La atención pública también se ha fijado en otra teoría sobre la vida futura, y conviene decir algo a este propósito. Esta teoría es la de la inmortalidad facultativa. En ella se pretende que los hombres virtuosos gozan de una inmortalidad, que es la consecuencia y la recompensa de su virtud, en tanto que los culpables, o los que no conceden que exista otra vida, no sobreviven a su cuerpo.
M. Petavel-Olleff (L'immortalité conditionnel) ha tratado de probar este sistema apoyándose en los textos de la Sagrada Escritura. No le seguiremos en este terreno teológico.
M. Renouvier (La Critique philosophique, 31 de Octubre de 1878) ha admitido el sistema de M. Petavel; pero no lo considera sino desde el punto de vista filosófico, no creyendo que pueda ser probado por medio de sólidas razones. “La filosofía crítica, dice, tampoco puede hacer salir de la ignorancia en tales materias.”
Otro filósofo llamado Charles Lambert trató de demostrar la hipótesis de la inmortalidad facultativa en una voluminosa obra. Después de haber refutado la escuela materialista que niega la inmortalidad al alma, y sentado que ésta no puede ser condenada a perecer necesariamente por la razón potísima de que sin la esperanza de la inmortalidad el hombre sería el más desgraciado de los seres vivientes, defiende que para sobrevivir a ese cuerpo es preciso consentir en ello y que las almas de los malos no vivirán eternamente. Partiendo de la suposición, que en nosotros tenemos un germen de inmortalidad que puede desarrollarse, piensa, en efecto, que según las reglas de la justicia debe estar en nuestra voluntad aceptar el don de la vida o no, en vista de que ningún don se impone y que Dios sería injusto imponiéndonos una vida que no queremos. También sostiene que el infierno, que sería patrimonio de los malos, si fuesen inmortales no serviría sino para que continuase el mal que hicieron en el mundo, lo que sería el supremo mal, y la santidad de Dios no consiente que se produzca obligando a los malos a conservar su existencia.
Basta hacer algunas observaciones para destruir toda la teoría de M. Lambert. Ya hemos visto que la inmortalidad se deriva de la esencia del alma; así, pues, nuestra voluntad no puede modificar lo que pertenece a nuestra esencia; ésta puede hacernos buenos o malos, y por consiguiente, felices o desgraciados, pero no puede aniquilarnos. Nuestra inmortalidad no puede depender en modo alguno de nuestra voluntad; así, pues, es necesaria, y no potestativa. Dios tiene seguramente el poder de aniquilarnos, de reducirnos a la nada; pero ya hemos dado sobre esto las razones que le impiden hacerlo, y estas razones parecen convincentes aun cuando se trate de los malos, y no sólo cuando se refieren a los buenos.
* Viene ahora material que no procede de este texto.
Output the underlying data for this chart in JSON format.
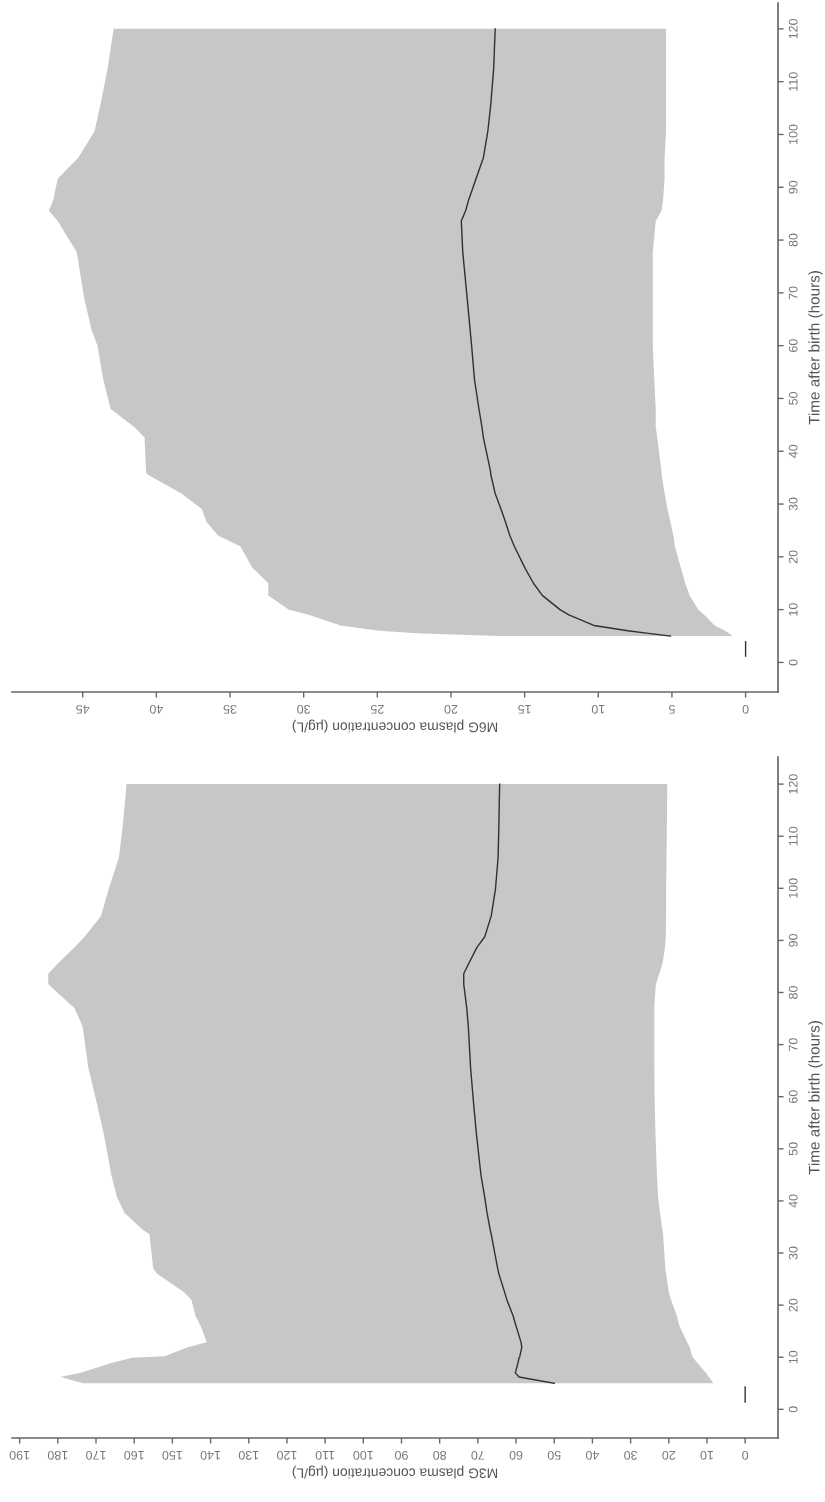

Tampoco pretendemos, por lo demás, que la Filosofía demuestre cuál será la suerte de los malos en la otra vida, porque la Revelación es quien nos lo enseña. Dice que serán condenados eternamente. Las pruebas que opone M. Lambert, ¿establecen la imposibilidad de la existencia del infierno? No. La primera se funda en el principio de que Dios no puede imponernos la vida. Este principio es falso y legitimaría el suicidio. Dios es dueño de darnos una existencia sin fin, sobre todo cuando nos da los medios de hacerla dichosa. La segunda prueba de M. Lambert se apoya en el principio de que el infierno es el supremo mal. Tampoco es exacto este principio. El supremo mal es el pecado o la ofensa de Dios, no su castigo. Por lo demás, este castigo es para nosotros un gran mal: forzoso es conocerlo; pero ¿cuál es la causa de este mal sino nosotros mismos, que ofendemos a Dios? No nos detendremos en discutir la cuestión sobre este punto: ya ha sido estudiada en el articulo Eternidad del Infierno.
Todo lo anterior prueba bastantemente que los partidarios de la inmortalidad facultativa no destruyen ninguna de las pruebas que hemos dado para establecer que la inmortalidad está unida a la naturaleza del hombre tal como Dios la constituyó y debe mantenerla.